Discourse / September 23, 2009

Why you should play rugby

What is rugby? It’s a full-contact ball game (think of a bloated football) with 15 players on a side. During 40-minute halves, teams make progress through a series of phases of passing the ball down the field — broken up by tackles. Play is continuous; it does not stop with each tackle or dropped ball, but rather one team either secures or loses the ball through a number of different plays. Everyone plays offense, everyone plays defense. The ball can only be passed backwards or laterally and your only real equipment is a mouth-guard. Points are scored when one enters the tryzone (think endzone, football fans) and physically touches the ball to the ground. Those five points are followed by an attempted kick through uprights for two more. Oh, and sometimes we lift people into the air.

Yes, this stalwart game is at the core of English sports culture and has spread across Europe and beyond. It is now the national sport in New Zealand, South Africa, and Wales. This wondrous sport has even made it to the United States, as long ago as the early 1800s. Though strong on the coasts, rugby continues to grow in the Midwest, too. Over my four years in high school up in Minnesota, I saw my league practically double in size, new teams forming each year.

And finally, this foreign import has found its way to Knox College. Knox’s women’s rugby team was founded in the spring of 2008 and we’ve played both fall and spring seasons ever since. Men on campus, sad to miss out on all the fun, are now at work to establish a men’s side, too.

Which brings me to the point of my piece: YOU SHOULD PLAY RUGBY.

“Who, me?” you may ask, dear reader. And yes, I mean you. Be you the new first year trying to find the niche on campus to make your own, the sophomore who would curiously watch us on your way to dinner last year, or the jaded senior who feels you’ve seen all Knox has to offer — we want you.

The most frequent reason I hear from people shying away from giving rugby a try is that you’ve never played before. Hell, you’ve never even seen a rugby ball, let alone a game. You can’t tell a ruck from a maul, and would probably just be weirded out to see us form a scrum.

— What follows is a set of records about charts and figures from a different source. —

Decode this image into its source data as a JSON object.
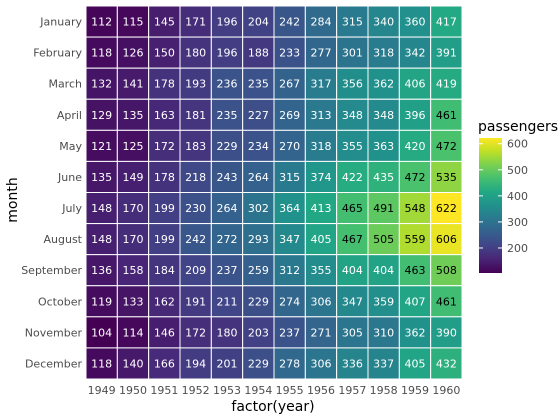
{
  "chart_data": {
    "type": "heatmap",
    "title": "",
    "xlabel": "factor(year)",
    "ylabel": "month",
    "x_categories": [
      "1949",
      "1950",
      "1951",
      "1952",
      "1953",
      "1954",
      "1955",
      "1956",
      "1957",
      "1958",
      "1959",
      "1960"
    ],
    "y_categories": [
      "January",
      "February",
      "March",
      "April",
      "May",
      "June",
      "July",
      "August",
      "September",
      "October",
      "November",
      "December"
    ],
    "values": [
      [
        112,
        115,
        145,
        171,
        196,
        204,
        242,
        284,
        315,
        340,
        360,
        417
      ],
      [
        118,
        126,
        150,
        180,
        196,
        188,
        233,
        277,
        301,
        318,
        342,
        391
      ],
      [
        132,
        141,
        178,
        193,
        236,
        235,
        267,
        317,
        356,
        362,
        406,
        419
      ],
      [
        129,
        135,
        163,
        181,
        235,
        227,
        269,
        313,
        348,
        348,
        396,
        461
      ],
      [
        121,
        125,
        172,
        183,
        229,
        234,
        270,
        318,
        355,
        363,
        420,
        472
      ],
      [
        135,
        149,
        178,
        218,
        243,
        264,
        315,
        374,
        422,
        435,
        472,
        535
      ],
      [
        148,
        170,
        199,
        230,
        264,
        302,
        364,
        413,
        465,
        491,
        548,
        622
      ],
      [
        148,
        170,
        199,
        242,
        272,
        293,
        347,
        405,
        467,
        505,
        559,
        606
      ],
      [
        136,
        158,
        184,
        209,
        237,
        259,
        312,
        355,
        404,
        404,
        463,
        508
      ],
      [
        119,
        133,
        162,
        191,
        211,
        229,
        274,
        306,
        347,
        359,
        407,
        461
      ],
      [
        104,
        114,
        146,
        172,
        180,
        203,
        237,
        271,
        305,
        310,
        362,
        390
      ],
      [
        118,
        140,
        166,
        194,
        201,
        229,
        278,
        306,
        336,
        337,
        405,
        432
      ]
    ],
    "color_scale": "viridis",
    "value_range": [
      104,
      622
    ],
    "legend": {
      "title": "passengers",
      "ticks": [
        200,
        300,
        400,
        500,
        600
      ],
      "tick_labels": [
        "200",
        "300",
        "400",
        "500",
        "600"
      ],
      "position": "right"
    },
    "cell_labels": true
  }
}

To you I say “So what?” You are here on campus to try new things and learn – both inside and outside of the classroom. You took calculus without knowing how to integrate the simplest of equations and/or began studying poetry not at all sure what iambic pentameter really was.

How did you overcome these ignorant woes? You went to class! And so, what is the cure for your dearth of rugby knowledge? You come to practice!

Since founding the team with a high school comrade our freshman year at Knox, we have been the only two players to have any substantial playing experience coming in. Yet, the team endures season to season because people did precisely what you can do now – they came to practice and learned.

Now, you may say “But how do I know if I can play?” I answer you that one of the best aspects of rugby is that there is a position for people of all types. So you’re small and agile? Come play wing for us and dart past people as you breakaway down the field. So you’re big and solid? Come play prop in our scrums and make some mad tackles.

If you come work with us, we’ll work with you.

With all these great reasons to come to rugby, I’m sure some of you are still on the fence. So let me speak briefly of rugby culture. No, I don’t mean the drinking and the sexual innuendo. I mean the tradition in rugby in which after 80 minutes of bruising, stepping on, and struggling against the other team, you come together in a post-game social. Here you eat and converse with the person who an hour ago had their cleats digging into your hip or who you threw to the ground three times in one half. I’ve played other sports, and to socialize with the opponent after would be laughable, so much animosity built up over the game. It is just not so with rugby.

See you on the pitch!


We are a club sport, and practice just three days a week: Monday, Tuesday, and Thursday from 5-6:30 p.m. on Post Lawn. Games are on Saturdays.

I invite you to come and watch a practice, come give it a go. You can even come with us to a match – our first, this upcoming Saturday. If something conflicts with one of the days or overlaps with half of practice – that’s fine. We have players who arrive late, leave early, or have to skip a practice.